Mut sammeln

Chione

von Chione

Story

Sie hat alles vorbereitet. Sie kennt die Powerpoint-Präsentation in- und auswendig, hat jede Folie im Detail gestaltet. Den Blazer ausgewählt, um genau richtig professionell aber nicht abgehoben zu wirken. Die perfekte Begrüßung eingeübt. Ist viel zu früh losgefahren. Das lohnt sich jetzt.

Noch ist sie nicht reingegangen. Glücklicherweise ist das Gebäude direkt am Altstadtpark gelegen. Sie wirft ihre Locken über die Schulter und geht noch etwas schneller. Sie wird es schaffen, sie wird sie umhauen. Sind die Perlen zu viel? Nein. Sie läuft am märchenhaften Springbrunnen vorbei und ist sich sicher: Am Outfit wird es nicht liegen. Aber vielleicht am Projekt selbst? Die Präsentation kann ja schließlich keine wirklichen Mängel verstecken. Nicht, wenn das Publikum Ahnung hat. Und das hat es: Sie respektiert das Team sehr, sonst wäre sie nicht hergekommen. Es wäre so wichtig, es heute zu schaffen. Da steht eine Ruine. Oder eher eine Mauer. Auf ihr wächst Efeu. Nein, das stimmt nicht. Es ist Wein. Nicht ganz das gleiche, aber ein ähnlicher Effekt. Und doch: Das Schloss im Märchen ist definitiv mit Efeu zugewachsen. Sie kann sich zwar nicht erklären, warum, doch so viel weiß sie sicher. Was, wenn sie sich auch nicht erklären können wird, warum ihre Präsentation versagt hat? Sie hat das Eingangstor verpasst. Nicht schlimm, sie hat auch noch genug Zeit für eine weitere Runde. Allerdings merkt sie jetzt, dass ihre Schuhe für Schotter nicht gemacht sind. Das merkt sie sich fürs nächste Mal: flache Schuhe sind praktischer, wenn du sowieso noch etwas Zeit mitbringst. Größer wirken kannst du auch so. Aber jetzt müssen die eben gehen. Sie wird langsamer, ruhiger. Es scheint, dass sie etwas ihrer nervösen Energie losgeworden ist. Dieses Mal geht sie am Springbrunnen links, um die Ruine mit dem existenziellen Wein zu vermeiden. Auf diesem Weg gibt es einen Ententeich. Bei dem Anblick überkommt sie gleich eine neue Welle der Ruhe. Sie liebt Tiere, besonders jetzt. Und Teiche. Die Enten schwimmen auf der Oberfläche vor sich hin, tauchen nach Fischen und erinnern sie an Kinderlieder. Manchmal können Dinge auch einfach sein. Für Enten und für Grundschüler, die sich beide keine unnötigen Gedanken über noch nicht geschehene Fehler und Missverständnisse machen und einfach das tun, von dem sie überzeugt sind. Sie ist überzeugt von ihrer Idee. Sie kann das. Da ist das Tor. Sie nähert sich. Beim Aufmachen quietscht das alte Metall. Schon sieht sie das Gebäude wieder. Sie ist perfekte fünf Minuten zu früh.
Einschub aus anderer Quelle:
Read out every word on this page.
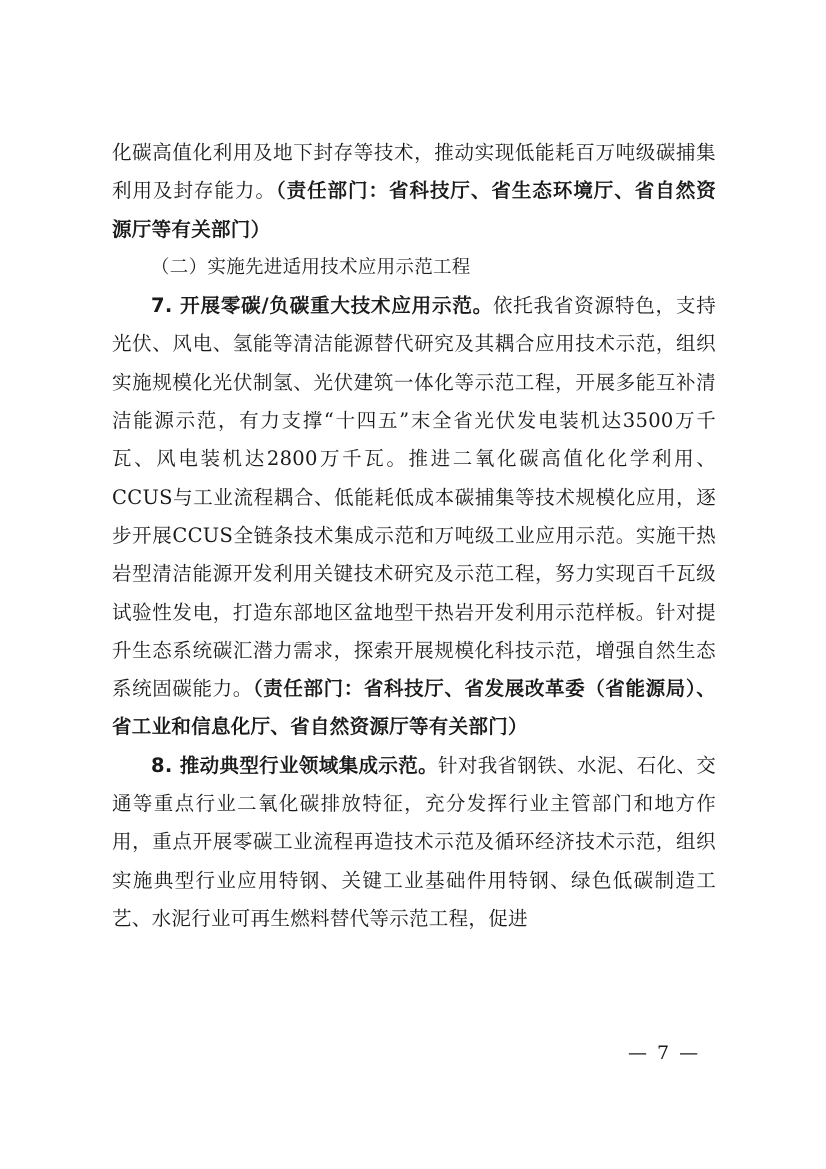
化碳高值化利用及地下封存等技术，推动实现低能耗百万吨级碳捕集利用及封存能力。（责任部门：省科技厅、省生态环境厅、省自然资源厅等有关部门）

（二）实施先进适用技术应用示范工程

7. 开展零碳/负碳重大技术应用示范。依托我省资源特色，支持光伏、风电、氢能等清洁能源替代研究及其耦合应用技术示范，组织实施规模化光伏制氢、光伏建筑一体化等示范工程，开展多能互补清洁能源示范，有力支撑“十四五”末全省光伏发电装机达3500万千瓦、风电装机达2800万千瓦。推进二氧化碳高值化化学利用、CCUS与工业流程耦合、低能耗低成本碳捕集等技术规模化应用，逐步开展CCUS全链条技术集成示范和万吨级工业应用示范。实施干热岩型清洁能源开发利用关键技术研究及示范工程，努力实现百千瓦级试验性发电，打造东部地区盆地型干热岩开发利用示范样板。针对提升生态系统碳汇潜力需求，探索开展规模化科技示范，增强自然生态系统固碳能力。（责任部门：省科技厅、省发展改革委（省能源局）、省工业和信息化厅、省自然资源厅等有关部门）

8. 推动典型行业领域集成示范。针对我省钢铁、水泥、石化、交通等重点行业二氧化碳排放特征，充分发挥行业主管部门和地方作用，重点开展零碳工业流程再造技术示范及循环经济技术示范，组织实施典型行业应用特钢、关键工业基础件用特钢、绿色低碳制造工艺、水泥行业可再生燃料替代等示范工程，促进

— 7 —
“Ihre Sekretärin war schon sehr begeistert. Das ist gleich ein gutes Zeichen! Wir freuen uns wirklich auf die Zusammenarbeit.” Händeschütteln. Immer noch Ungläubigkeit ihrerseits. Komplimente für die Struktur des Vortrags. Sogar ein Dank für ihr Kommen. Aber vor allem: Die Zusage.

Vielleicht hat sie mit der Sekretärin etwas übertrieben. Aber das ist jetzt egal: Sie kann wirklich ihr Projekt verwirklichen. Das muss sie gleich den Enten sagen.